Norwich Union has brought out the guaranteed growth bond, a guaranteed equity bond linked to the FTSE 100 index for six years.
Investors in the bond will get all their original capital back plus at least 20 per cent growth regardless of index performance.
Alternatively, investors will get their original capital back plus 65 per cent growth in the index if this is a greater return than 20 per cent growth on the original investment.
To calculate the returns, the closing level of the index is recorded on September 24, 2004 and compared with an average over the last six months of the term.
Legal & General's capital protection plus is a similar product linked to the FTSE 100 index for six years. It offers a minimum return of the original capital plus 23 per cent growth, which is slightly higher than that of Norwich Union. However, the maximum growth potential is lower than the Norwich Union product at 50 per cent growth in the index.

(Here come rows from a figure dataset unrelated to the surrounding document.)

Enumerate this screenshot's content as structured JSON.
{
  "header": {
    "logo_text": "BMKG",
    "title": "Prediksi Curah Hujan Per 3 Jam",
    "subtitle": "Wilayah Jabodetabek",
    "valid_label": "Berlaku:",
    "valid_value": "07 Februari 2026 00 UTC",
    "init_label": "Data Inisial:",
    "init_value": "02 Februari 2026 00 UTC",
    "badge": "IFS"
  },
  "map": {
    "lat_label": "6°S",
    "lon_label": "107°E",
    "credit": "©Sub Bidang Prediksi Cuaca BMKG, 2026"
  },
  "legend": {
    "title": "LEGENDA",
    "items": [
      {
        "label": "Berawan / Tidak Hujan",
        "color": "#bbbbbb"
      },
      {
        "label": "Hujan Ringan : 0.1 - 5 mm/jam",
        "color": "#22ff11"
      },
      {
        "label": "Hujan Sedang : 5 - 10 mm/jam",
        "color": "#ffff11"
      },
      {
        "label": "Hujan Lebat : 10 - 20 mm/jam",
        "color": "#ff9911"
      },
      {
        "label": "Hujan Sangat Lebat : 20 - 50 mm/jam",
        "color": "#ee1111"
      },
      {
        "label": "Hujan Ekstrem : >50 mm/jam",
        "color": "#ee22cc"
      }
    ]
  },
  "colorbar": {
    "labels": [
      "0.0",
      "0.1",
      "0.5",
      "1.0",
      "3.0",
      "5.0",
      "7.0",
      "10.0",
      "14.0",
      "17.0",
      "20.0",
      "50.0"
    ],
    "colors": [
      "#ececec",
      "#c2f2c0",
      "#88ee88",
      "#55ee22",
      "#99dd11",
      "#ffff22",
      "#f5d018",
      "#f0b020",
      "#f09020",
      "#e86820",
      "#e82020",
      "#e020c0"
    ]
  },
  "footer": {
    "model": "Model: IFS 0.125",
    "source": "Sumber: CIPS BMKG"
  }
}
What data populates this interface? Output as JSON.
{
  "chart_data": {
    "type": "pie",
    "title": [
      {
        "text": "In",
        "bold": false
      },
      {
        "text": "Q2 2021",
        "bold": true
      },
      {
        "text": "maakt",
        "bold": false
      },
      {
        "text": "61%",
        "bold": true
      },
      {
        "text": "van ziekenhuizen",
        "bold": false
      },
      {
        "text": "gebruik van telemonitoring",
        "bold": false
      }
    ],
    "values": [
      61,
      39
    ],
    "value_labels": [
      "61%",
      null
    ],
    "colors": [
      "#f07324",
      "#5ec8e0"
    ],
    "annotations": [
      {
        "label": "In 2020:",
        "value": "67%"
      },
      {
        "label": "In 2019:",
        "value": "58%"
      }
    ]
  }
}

Another difference between the products is the length of averaging used in the calculation of the final return. While the Norwich Union product uses averaging over the least six months, the Legal & General product has 12-months averaging during the final year of the term. For the investor this is swings and roundabouts as Legal & General's product would take into account the performance of the index over a longer period, whether that is good or bad.
If the index performance is good throughout the final 12 months this could help boost the final level of return but the opposite would be the case if performance was poor. Also, as the participation rate of the Norwich Union product is higher investors may achieve higher returns with this, depending on the prevailing market conditions, even though the averaging period is shorter.